昼飯にこの地の名物、高菜の浅漬で包んだにぎりの入った「めはり寿司」を勝浦で受け取りに行く途中、古泉ギッコが、予定には入っていなかった世界遺産の「補陀洛山寺」に寄りたいと。ネットを検索していたら、「日本人の心を揺さぶる云々」とあったので是非寄って見たいとのことで。これが何と驚きだった。

「補陀洛」とはサンスクリット語で観音浄土を意味するようだが、日本人ではあろうが、正に、サンスクリットのインド系ではなかろうかと思える様な目つきをした寺の管理人が、浄土を求めた修行僧侶であった渡海上人の話を熱っぽく語ってくれた。史料が全く残っていないので、伝承・推測でしかないようだが、生きながらに南海の観音浄土を目指し、平安時代から江戸期まで、20数回にわたり、寺の住僧達が、釘付けされた狭い箱舟に閉じ込まれ、那智の海岸から送り出されたとのこと。

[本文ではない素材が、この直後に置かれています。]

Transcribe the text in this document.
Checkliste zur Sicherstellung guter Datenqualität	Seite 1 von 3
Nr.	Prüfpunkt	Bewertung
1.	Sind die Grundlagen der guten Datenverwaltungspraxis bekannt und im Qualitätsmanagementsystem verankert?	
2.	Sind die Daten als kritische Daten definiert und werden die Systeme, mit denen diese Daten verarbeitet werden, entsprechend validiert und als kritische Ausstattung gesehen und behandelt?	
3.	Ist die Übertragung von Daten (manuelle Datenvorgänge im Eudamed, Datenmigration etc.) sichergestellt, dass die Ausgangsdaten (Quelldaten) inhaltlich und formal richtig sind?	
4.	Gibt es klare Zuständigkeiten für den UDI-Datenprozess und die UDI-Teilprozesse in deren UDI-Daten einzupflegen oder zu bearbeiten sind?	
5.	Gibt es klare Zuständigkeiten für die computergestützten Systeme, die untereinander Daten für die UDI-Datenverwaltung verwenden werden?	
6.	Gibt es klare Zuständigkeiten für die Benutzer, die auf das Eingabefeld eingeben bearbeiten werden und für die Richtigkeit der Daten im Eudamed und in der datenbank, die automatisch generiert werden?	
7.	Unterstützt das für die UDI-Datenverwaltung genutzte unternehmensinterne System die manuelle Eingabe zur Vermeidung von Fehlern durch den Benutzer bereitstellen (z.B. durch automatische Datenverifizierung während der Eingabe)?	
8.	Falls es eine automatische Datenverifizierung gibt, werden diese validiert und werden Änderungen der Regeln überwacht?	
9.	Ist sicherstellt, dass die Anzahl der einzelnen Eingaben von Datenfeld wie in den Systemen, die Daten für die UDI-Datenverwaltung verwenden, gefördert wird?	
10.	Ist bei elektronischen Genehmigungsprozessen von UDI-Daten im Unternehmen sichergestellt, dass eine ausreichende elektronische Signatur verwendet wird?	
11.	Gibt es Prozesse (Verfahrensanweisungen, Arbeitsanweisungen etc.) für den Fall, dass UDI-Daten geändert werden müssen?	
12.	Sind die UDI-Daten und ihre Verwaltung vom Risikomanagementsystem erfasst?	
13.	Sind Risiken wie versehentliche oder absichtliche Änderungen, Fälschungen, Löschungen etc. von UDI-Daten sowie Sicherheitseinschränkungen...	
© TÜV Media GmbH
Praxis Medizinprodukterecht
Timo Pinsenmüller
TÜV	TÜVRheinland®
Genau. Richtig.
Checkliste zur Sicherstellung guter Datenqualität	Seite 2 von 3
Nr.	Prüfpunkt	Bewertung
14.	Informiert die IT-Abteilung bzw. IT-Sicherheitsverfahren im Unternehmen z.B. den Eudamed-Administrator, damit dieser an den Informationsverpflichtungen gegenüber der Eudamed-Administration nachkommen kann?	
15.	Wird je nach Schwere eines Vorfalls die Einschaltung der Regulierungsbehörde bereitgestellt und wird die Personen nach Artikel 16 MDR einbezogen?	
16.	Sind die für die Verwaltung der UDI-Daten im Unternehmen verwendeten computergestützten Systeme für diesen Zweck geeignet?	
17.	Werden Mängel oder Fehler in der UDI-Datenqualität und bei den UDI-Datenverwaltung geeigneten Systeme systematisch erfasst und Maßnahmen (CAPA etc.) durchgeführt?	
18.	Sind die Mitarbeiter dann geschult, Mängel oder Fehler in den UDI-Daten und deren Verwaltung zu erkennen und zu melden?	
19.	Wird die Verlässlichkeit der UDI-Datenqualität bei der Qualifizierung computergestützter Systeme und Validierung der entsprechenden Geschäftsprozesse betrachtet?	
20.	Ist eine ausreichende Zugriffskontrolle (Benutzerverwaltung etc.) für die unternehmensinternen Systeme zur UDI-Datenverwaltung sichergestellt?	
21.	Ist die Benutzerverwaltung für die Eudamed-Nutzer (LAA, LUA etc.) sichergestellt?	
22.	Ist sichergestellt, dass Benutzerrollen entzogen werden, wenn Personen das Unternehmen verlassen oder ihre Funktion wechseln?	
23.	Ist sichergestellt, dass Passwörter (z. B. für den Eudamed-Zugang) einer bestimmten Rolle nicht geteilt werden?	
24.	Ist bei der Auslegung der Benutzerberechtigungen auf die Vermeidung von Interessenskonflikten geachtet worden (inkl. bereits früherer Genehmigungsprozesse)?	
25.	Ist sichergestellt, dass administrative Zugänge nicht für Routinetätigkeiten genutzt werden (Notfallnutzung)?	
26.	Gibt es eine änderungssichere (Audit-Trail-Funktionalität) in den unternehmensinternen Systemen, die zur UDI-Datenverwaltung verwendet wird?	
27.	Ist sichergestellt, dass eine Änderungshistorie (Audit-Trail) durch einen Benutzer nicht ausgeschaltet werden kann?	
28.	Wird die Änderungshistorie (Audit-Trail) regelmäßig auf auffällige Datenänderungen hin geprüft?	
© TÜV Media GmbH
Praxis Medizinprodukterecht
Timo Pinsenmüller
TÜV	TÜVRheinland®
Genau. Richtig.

又、本堂には平安後期の作と伝えられる高さ1.9mの千手千眼観世音菩薩の木造立像が厳重な金庫の中に納められおり、渡海上人の話を神妙に聞いた我々に対する特別の計らいとかで、金庫を開け、拝観させてもらった。いずれは国宝に指定される模様の重要文化財。サプライズ訪問となったこの寺は、正に、我々の心を揺さぶったのは事実だ!

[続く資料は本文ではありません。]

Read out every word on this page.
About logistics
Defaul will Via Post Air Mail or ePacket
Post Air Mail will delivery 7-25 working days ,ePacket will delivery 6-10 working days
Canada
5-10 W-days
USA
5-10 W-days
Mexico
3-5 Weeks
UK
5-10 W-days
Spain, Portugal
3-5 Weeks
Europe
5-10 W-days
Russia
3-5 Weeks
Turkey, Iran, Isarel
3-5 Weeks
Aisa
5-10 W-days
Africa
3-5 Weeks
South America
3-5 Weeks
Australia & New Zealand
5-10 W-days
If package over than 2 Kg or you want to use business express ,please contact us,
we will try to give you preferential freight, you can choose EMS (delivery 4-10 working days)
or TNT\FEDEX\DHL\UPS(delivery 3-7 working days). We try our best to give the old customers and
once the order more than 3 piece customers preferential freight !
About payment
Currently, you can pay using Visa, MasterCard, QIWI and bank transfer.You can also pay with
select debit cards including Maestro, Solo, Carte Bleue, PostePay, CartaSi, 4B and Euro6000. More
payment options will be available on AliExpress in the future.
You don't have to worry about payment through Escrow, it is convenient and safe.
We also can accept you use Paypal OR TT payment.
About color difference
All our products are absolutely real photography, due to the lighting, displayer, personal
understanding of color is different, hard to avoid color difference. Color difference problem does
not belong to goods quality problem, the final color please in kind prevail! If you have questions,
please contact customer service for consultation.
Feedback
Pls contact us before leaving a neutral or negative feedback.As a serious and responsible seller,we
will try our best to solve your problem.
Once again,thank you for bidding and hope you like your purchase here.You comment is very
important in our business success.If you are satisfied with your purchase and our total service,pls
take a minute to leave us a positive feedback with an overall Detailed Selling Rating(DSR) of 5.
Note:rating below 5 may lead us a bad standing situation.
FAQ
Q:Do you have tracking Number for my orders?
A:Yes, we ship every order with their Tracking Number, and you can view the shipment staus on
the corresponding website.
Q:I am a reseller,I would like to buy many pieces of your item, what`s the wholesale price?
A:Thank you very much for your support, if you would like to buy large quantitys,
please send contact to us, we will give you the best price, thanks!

昼食後、「那智大社」の参詣道である「大門坂」の杉木立に包まれた石段を行くと、突然、ほら貝の音色で迎えられた。番留さんの仲間の山伏だった。たまたま打ち合わせがあったので、我々の参詣を知り、出迎えたとの事。小生のボケの始まりか!話はうろ覚えだが、この山伏の関係者のどなたかが慶応山岳部で槍の慶応尾根由来の一人だったとか。

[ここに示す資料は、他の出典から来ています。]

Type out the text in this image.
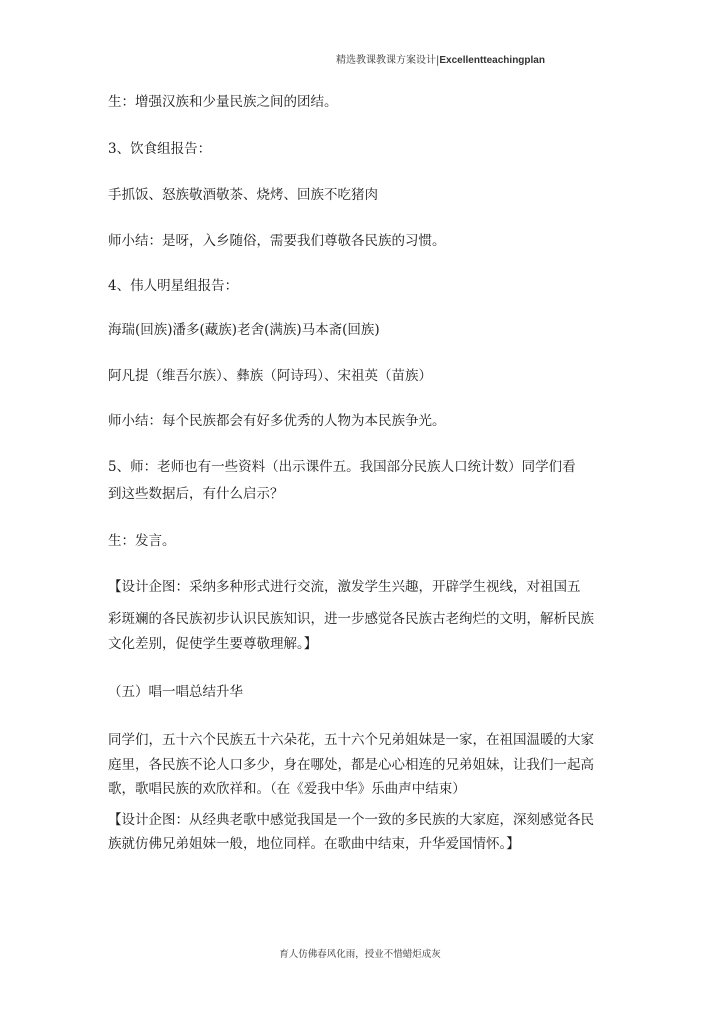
精选教课教课方案设计|Excellentteachingplan
生：增强汉族和少量民族之间的团结。
3、饮食组报告：
手抓饭、怒族敬酒敬茶、烧烤、回族不吃猪肉
师小结：是呀，入乡随俗，需要我们尊敬各民族的习惯。
4、伟人明星组报告：
海瑞(回族)潘多(藏族)老舍(满族)马本斋(回族)
阿凡提（维吾尔族）、彝族（阿诗玛）、宋祖英（苗族）
师小结：每个民族都会有好多优秀的人物为本民族争光。
5、师：老师也有一些资料（出示课件五。我国部分民族人口统计数）同学们看
到这些数据后，有什么启示？
生：发言。
【设计企图：采纳多种形式进行交流，激发学生兴趣，开辟学生视线，对祖国五
彩斑斓的各民族初步认识民族知识，进一步感觉各民族古老绚烂的文明，解析民族
文化差别，促使学生要尊敬理解。】
（五）唱一唱总结升华
同学们，五十六个民族五十六朵花，五十六个兄弟姐妹是一家，在祖国温暖的大家
庭里，各民族不论人口多少，身在哪处，都是心心相连的兄弟姐妹，让我们一起高
歌，歌唱民族的欢欣祥和。（在《爱我中华》乐曲声中结束）
【设计企图：从经典老歌中感觉我国是一个一致的多民族的大家庭，深刻感觉各民
族就仿佛兄弟姐妹一般，地位同样。在歌曲中结束，升华爱国情怀。】
育人仿佛春风化雨，授业不惜蜡炬成灰
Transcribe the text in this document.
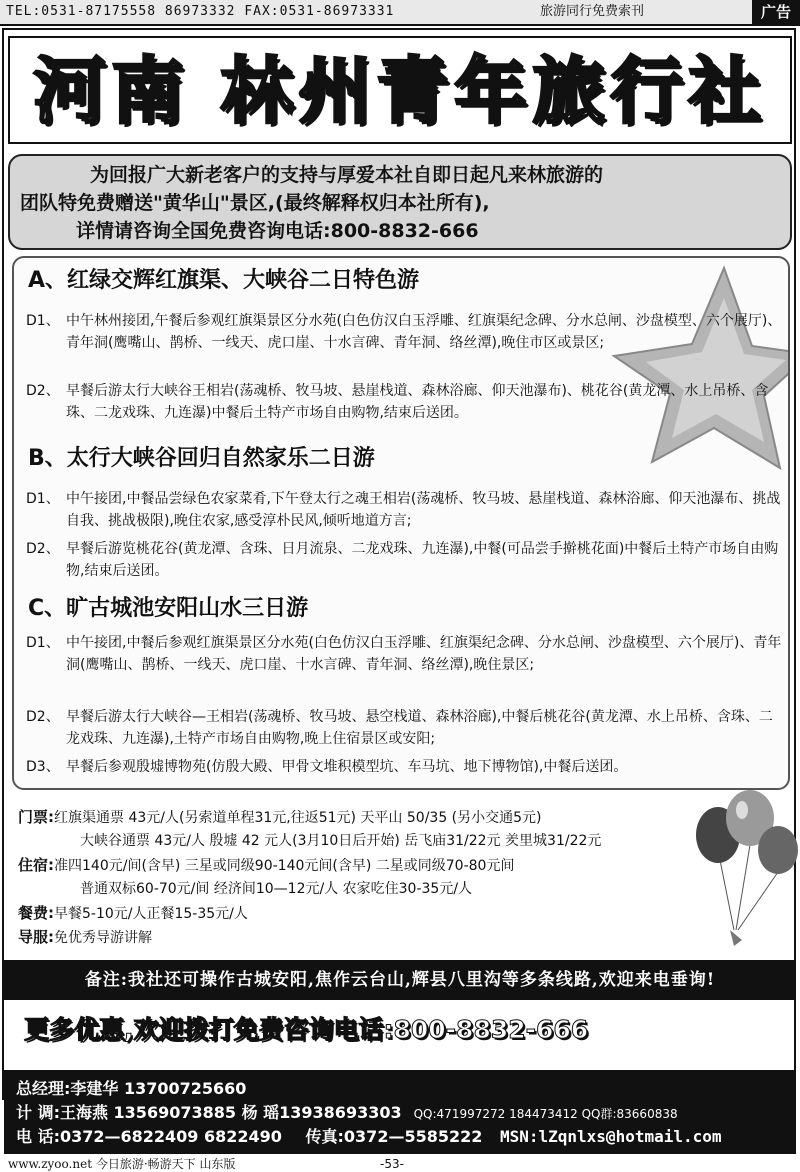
TEL:0531-87175558 86973332 FAX:0531-86973331	旅游同行免费索刊	广告
河南 林州青年旅行社

为回报广大新老客户的支持与厚爱本社自即日起凡来林旅游的

团队特免费赠送"黄华山"景区,(最终解释权归本社所有),

详情请咨询全国免费咨询电话:800-8832-666

A、红绿交辉红旗渠、大峡谷二日特色游

D1、 中午林州接团,午餐后参观红旗渠景区分水苑(白色仿汉白玉浮雕、红旗渠纪念碑、分水总闸、沙盘模型、六个展厅)、青年洞(鹰嘴山、鹊桥、一线天、虎口崖、十水言碑、青年洞、络丝潭),晚住市区或景区;
D2、 早餐后游太行大峡谷王相岩(荡魂桥、牧马坡、悬崖栈道、森林浴廊、仰天池瀑布)、桃花谷(黄龙潭、水上吊桥、含珠、二龙戏珠、九连瀑)中餐后土特产市场自由购物,结束后送团。

B、太行大峡谷回归自然家乐二日游

D1、 中午接团,中餐品尝绿色农家菜肴,下午登太行之魂王相岩(荡魂桥、牧马坡、悬崖栈道、森林浴廊、仰天池瀑布、挑战自我、挑战极限),晚住农家,感受淳朴民风,倾听地道方言;
D2、 早餐后游览桃花谷(黄龙潭、含珠、日月流泉、二龙戏珠、九连瀑),中餐(可品尝手擀桃花面)中餐后土特产市场自由购物,结束后送团。

C、旷古城池安阳山水三日游

D1、 中午接团,中餐后参观红旗渠景区分水苑(白色仿汉白玉浮雕、红旗渠纪念碑、分水总闸、沙盘模型、六个展厅)、青年洞(鹰嘴山、鹊桥、一线天、虎口崖、十水言碑、青年洞、络丝潭),晚住景区;
D2、 早餐后游太行大峡谷—王相岩(荡魂桥、牧马坡、悬空栈道、森林浴廊),中餐后桃花谷(黄龙潭、水上吊桥、含珠、二龙戏珠、九连瀑),土特产市场自由购物,晚上住宿景区或安阳;
D3、 早餐后参观殷墟博物苑(仿殷大殿、甲骨文堆积模型坑、车马坑、地下博物馆),中餐后送团。
门票:红旗渠通票 43元/人(另索道单程31元,往返51元) 天平山 50/35 (另小交通5元)
大峡谷通票 43元/人 殷墟 42 元人(3月10日后开始) 岳飞庙31/22元 羑里城31/22元
住宿:准四140元/间(含早) 三星或同级90-140元间(含早) 二星或同级70-80元间
普通双标60-70元/间 经济间10—12元/人 农家吃住30-35元/人
餐费:早餐5-10元/人正餐15-35元/人
导服:免优秀导游讲解
备注:我社还可操作古城安阳,焦作云台山,辉县八里沟等多条线路,欢迎来电垂询!
更多优惠,欢迎拨打免费咨询电话:800-8832-666
总经理:李建华 13700725660
计 调:王海燕 13569073885 杨 瑶13938693303 QQ:471997272 184473412 QQ群:83660838
电 话:0372—6822409 6822490 传真:0372—5585222 MSN:lZqnlxs@hotmail.com
www.zyoo.net 今日旅游·畅游天下 山东版	-53-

日本一の落差を誇る那智の滝をご神体とし、命の根源である水を敬う「熊野大社」と、隣り合わせの観音信仰の中心的霊場でもある「那智山西岸渡寺」、それに「那智の滝」そのもの、いずれも世界遺産、を参拝して今回の行動プランを終えた。

2日間にわたり行動を共にしてくれた番留さんと、大門坂の駐車場で、名残りを惜しみながら別れ、南紀勝浦温泉の「ホテル一の滝」へ。名古屋から駆け付けた那波も合流し、JR南紀勝浦駅近くのマグロ専門の郷土料理店「桂城」で二日目の大宴会。この店を探すのに駅周辺をうろうろしてしまい、アカズが女学生に尋ねたところ、なんと偶然にも、「私の家です」とのこと。学校帰りの「桂城」の高三のお嬢さんだった!「桂城」では、吉本で修業したのではと思える様な口達者な板前の、店先での「マグロ解体ショー」のアトラクションもあり、解体したばかりのマグロを肴に盛り上がった。来年、知り合って50年と粗古希を記念し、何処かでの再会を約して解散。

11/10(金) 晴れ

大阪3人組の奥本、金森、後藤は、早朝の特急で、帰阪。本隊は、JR紀伊勝浦駅で、三々五々、それぞれの目的地に向かった。今回リーダーの田端は故郷の御坊に寄って帰ると。ギッコは串本から自転車を借りて潮岬灯台を見てくるとか。タクは一人で懲りずに又何処かを放浪するとかで消えた。那波は名古屋へ、それにクマ・アカズも名古屋の息子一家に寄ってからと。水町ピンスケは関空からタダ券で東京へ。その他帰京組と関谷は、白浜の新鮮魚の「とれとれ市場」で土産を買い出し、白浜空港から東京へ。

KWV47年卒で三田会費納入の実質会員36名中、22名が参加した今回の卒業45周年記念「熊野古道」ワンデルングを無事終えた。熊野各聖地のパワースポットで新たな活力・知力を充電、那智の延命水を各々がそれなりの延命年数の願いを込め何杯かを飲み、夜な夜な学生時代に戻ったかのように飲み食い、語り合った我々は、これからの人生も(を)大いにエンジョイしようと各人が期することが出来たプランだった。皆、ありがとう。

なお、先発隊の行動記録は別掲する。